How to Write an Interesting Progress Report for Projects

As a project manager, you write progress reports to let people know how the project is going. When you write your project-progress report, make sure it’s interesting and tells the appropriate people what they need to know. After all, you don’t want your report to end up in the circular file (aka wastebasket).

Use the following tips to improve the quality of each of your project-progress reports:

  • Tailor your reports to the interests and needs of your audiences. Provide only the information that your audience wants and needs. If necessary, prepare separate reports for different audiences.

  • If you’re preparing different progress reports for different audiences, prepare the most detailed one first and extract information from that report to produce the others. This approach ensures consistency among the reports and reduces the likelihood that you’ll perform the same work more than once.

  • Produce a project-progress report at least once a month, no matter what your audience requests. Monitoring and sharing information about project progress less often than once per month significantly increases the chances of major damage resulting from an unidentified problem.

  • Make sure that all product, schedule, and resource information in your report is for the same time period. Accomplishing this may not be easy if you depend on different organization systems for your raw performance data.

    If you track project schedule performance on a system that you maintain yourself, you may be able to produce a status report by the end of the first week after the performance period. However, your organization’s financial system, which you use to track project expenditures, may not generate performance reports for the same period until a month later.

    Address this issue in your project’s start-up.

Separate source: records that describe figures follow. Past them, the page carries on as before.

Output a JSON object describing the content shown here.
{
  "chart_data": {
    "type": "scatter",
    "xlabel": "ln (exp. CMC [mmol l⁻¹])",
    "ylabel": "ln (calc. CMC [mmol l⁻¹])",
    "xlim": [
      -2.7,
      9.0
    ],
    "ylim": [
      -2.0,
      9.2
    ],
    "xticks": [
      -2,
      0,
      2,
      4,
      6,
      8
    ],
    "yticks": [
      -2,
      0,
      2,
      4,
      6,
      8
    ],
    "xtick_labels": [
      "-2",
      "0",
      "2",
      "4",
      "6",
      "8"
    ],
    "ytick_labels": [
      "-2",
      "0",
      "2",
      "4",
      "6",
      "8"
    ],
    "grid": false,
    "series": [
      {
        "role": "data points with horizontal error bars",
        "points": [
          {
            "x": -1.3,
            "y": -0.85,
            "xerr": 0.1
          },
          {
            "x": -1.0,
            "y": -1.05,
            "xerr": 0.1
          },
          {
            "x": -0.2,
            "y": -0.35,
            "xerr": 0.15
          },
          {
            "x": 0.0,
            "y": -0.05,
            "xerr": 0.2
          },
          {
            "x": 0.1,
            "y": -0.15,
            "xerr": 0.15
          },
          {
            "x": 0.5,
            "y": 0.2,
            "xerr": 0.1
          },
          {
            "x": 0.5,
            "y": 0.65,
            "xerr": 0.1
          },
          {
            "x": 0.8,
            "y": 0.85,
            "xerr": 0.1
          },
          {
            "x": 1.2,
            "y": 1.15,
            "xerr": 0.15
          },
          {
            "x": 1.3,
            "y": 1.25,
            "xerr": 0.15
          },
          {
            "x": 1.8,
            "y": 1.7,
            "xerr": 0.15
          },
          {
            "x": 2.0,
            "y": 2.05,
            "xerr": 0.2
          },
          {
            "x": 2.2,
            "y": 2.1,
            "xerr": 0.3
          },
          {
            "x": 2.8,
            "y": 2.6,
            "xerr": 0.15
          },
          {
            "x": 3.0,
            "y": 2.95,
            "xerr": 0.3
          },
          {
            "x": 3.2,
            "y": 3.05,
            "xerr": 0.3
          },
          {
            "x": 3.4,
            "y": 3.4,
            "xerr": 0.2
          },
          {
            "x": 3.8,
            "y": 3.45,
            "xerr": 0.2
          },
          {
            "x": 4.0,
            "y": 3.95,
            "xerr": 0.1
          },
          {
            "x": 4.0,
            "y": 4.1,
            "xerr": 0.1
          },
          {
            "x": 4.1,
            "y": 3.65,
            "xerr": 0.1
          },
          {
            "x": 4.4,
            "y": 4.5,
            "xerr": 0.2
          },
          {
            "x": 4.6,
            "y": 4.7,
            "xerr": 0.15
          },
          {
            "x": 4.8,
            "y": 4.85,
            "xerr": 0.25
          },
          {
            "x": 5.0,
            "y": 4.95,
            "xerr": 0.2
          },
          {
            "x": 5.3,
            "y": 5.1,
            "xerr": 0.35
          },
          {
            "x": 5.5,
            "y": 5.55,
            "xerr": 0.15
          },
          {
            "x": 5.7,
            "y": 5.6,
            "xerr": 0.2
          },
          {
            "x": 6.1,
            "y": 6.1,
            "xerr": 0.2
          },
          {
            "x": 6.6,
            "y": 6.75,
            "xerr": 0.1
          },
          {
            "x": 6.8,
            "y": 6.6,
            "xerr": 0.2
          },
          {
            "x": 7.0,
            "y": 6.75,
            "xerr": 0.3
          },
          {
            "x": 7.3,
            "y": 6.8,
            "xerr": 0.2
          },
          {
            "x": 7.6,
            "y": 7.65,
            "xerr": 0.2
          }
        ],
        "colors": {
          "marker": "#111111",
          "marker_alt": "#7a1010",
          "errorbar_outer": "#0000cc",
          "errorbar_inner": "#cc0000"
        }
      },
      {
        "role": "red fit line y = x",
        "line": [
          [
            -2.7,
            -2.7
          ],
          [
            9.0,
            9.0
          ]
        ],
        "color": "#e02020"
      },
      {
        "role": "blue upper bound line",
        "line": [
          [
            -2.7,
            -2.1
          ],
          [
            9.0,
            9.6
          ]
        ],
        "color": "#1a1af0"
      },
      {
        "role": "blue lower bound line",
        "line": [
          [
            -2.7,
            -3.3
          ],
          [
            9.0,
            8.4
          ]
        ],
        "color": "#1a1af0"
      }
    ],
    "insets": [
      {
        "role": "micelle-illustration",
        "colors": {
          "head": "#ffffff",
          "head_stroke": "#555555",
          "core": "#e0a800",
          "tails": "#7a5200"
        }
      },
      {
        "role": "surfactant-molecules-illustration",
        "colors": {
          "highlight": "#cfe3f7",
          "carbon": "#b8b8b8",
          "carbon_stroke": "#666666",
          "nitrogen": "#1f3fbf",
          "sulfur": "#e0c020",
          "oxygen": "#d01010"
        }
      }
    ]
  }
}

Determine your sources for status data, the dates your updated data are available from each source, and the time periods that the data apply to. Then schedule your combined analysis and reporting so that all data describe the same time period.

  • Always compare actual performance with respect to the performance plan. Presenting the information in this format highlights issues that you need to address.

  • Include no surprises. If an element requires prompt action during the performance period (like a key person unexpectedly leaves the project team), immediately tell all the people involved and work to address the problem. However, be sure to mention the occurrence and any corrective actions in the progress report to provide a written record.

  • Use your regularly scheduled team meetings to discuss issues and problems that you raise in the project-progress report. Discuss any questions people have about the information in the project-progress report. (However, don’t read verbatim to people from the written report they’ve already received — and hopefully read!)